O indicador oficial de inflação do país subiu 1,62% no mês passado. É a maior taxa para março em 28 anos, indicou o IBGE (Instituto Brasileiro de Geografia e Estatística).
Entre os produtos que registraram as maiores variações de preços, houve predomínio de alimentos. O melão teve o avanço mais intenso da pesquisa: 35,18%.
Em seguida, aparecem pimentão e cenoura, com altas de 33,12% e 31,47% em março. A cenoura, aliás, acumula disparada de 166,17% nos últimos 12 meses. É a maior inflação nesse recorte.
Tomate (27,22%), repolho (26,72%) e mamão (19,51%) também ficaram mais caros em março.
Segundo analistas, a comida subiu com o clima adverso na largada do ano. Fortes chuvas no Sudeste e seca no Sul castigaram plantações, gerando reflexos sobre a oferta de alimentos e os preços finais.
Na combinação entre o tamanho do aumento e o peso na cesta de produtos, o tomate foi quem mais pressionou a alta de março.
Fora do grupo dos alimentos, o óleo diesel foi o item que mais avançou em março: 13,65%. Trata-se da sétima maior alta da pesquisa.
A carestia do diesel veio na esteira do mega-aumento dos combustíveis promovido pela Petrobras nas refinarias em 11 de março.
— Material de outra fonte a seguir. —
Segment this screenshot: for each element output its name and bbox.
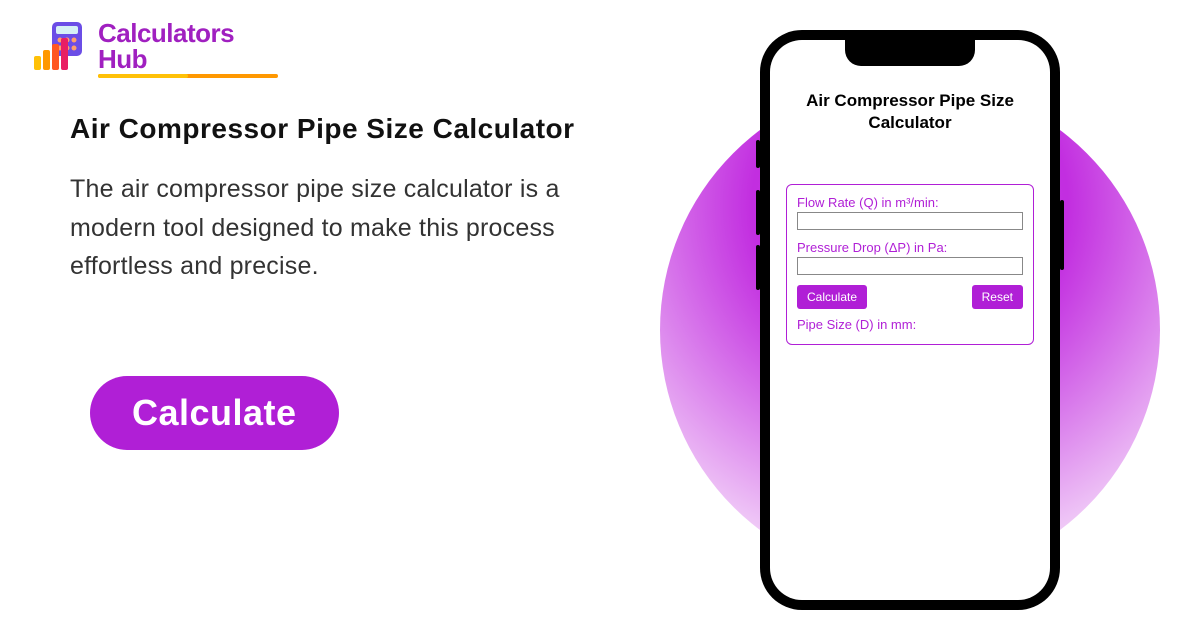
logo-text-top: Calculators [98, 20, 278, 46]
page-title: Air Compressor Pipe Size Calculator [70, 110, 590, 148]
phone-screen: Air Compressor Pipe Size Calculator Flow… [770, 40, 1050, 600]
result-label: Pipe Size (D) in mm: [797, 317, 1023, 332]
flow-rate-input[interactable] [797, 212, 1023, 230]
pressure-drop-label: Pressure Drop (ΔP) in Pa: [797, 240, 1023, 255]
phone-side-button [756, 140, 760, 168]
phone-side-button [1060, 200, 1064, 270]
form-reset-button[interactable]: Reset [972, 285, 1023, 309]
logo-icon [30, 20, 90, 80]
flow-rate-label: Flow Rate (Q) in m³/min: [797, 195, 1023, 210]
phone-mockup: Air Compressor Pipe Size Calculator Flow… [760, 30, 1060, 610]
logo: Calculators Hub [30, 20, 590, 80]
phone-side-button [756, 245, 760, 290]
logo-text-bottom: Hub [98, 46, 278, 72]
page-description: The air compressor pipe size calculator … [70, 170, 590, 286]
pressure-drop-input[interactable] [797, 257, 1023, 275]
calculate-cta-button[interactable]: Calculate [90, 376, 339, 450]
phone-side-button [756, 190, 760, 235]
logo-text: Calculators Hub [98, 20, 278, 80]
calculator-form: Flow Rate (Q) in m³/min: Pressure Drop (… [786, 184, 1034, 345]
phone-notch [845, 40, 975, 66]
form-calculate-button[interactable]: Calculate [797, 285, 867, 309]
calculator-title: Air Compressor Pipe Size Calculator [786, 90, 1034, 134]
O item também pressiona os alimentos, porque encarece o custo do frete no país, indicou o IBGE.
Em outro reflexo do mega-aumento, o transporte por aplicativo teve a segunda maior alta fora dos alimentos: 7,98%.
Conforme a metodologia do IPCA, nem sempre os produtos e serviços com as variações de preços mais intensas representam as principais influências sobre o resultado.
Prova disso é que o índice de março foi pressionado especialmente pela gasolina. No mês passado, o combustível subiu 6,95%. O produto gerou impacto de 0,44 ponto percentual sobre o IPCA.
A gasolina tem uma influência maior na cesta de produtos e serviços que são consumidos pelas famílias analisadas no indicador. Assim, mesmo subindo menos do que outros componentes, respondeu pelo principal impacto de toda a pesquisa.
No caso dos alimentos, a maior contribuição veio do tomate, segundo o IBGE. O item teve impacto de 0,08 ponto percentual no IPCA mensal.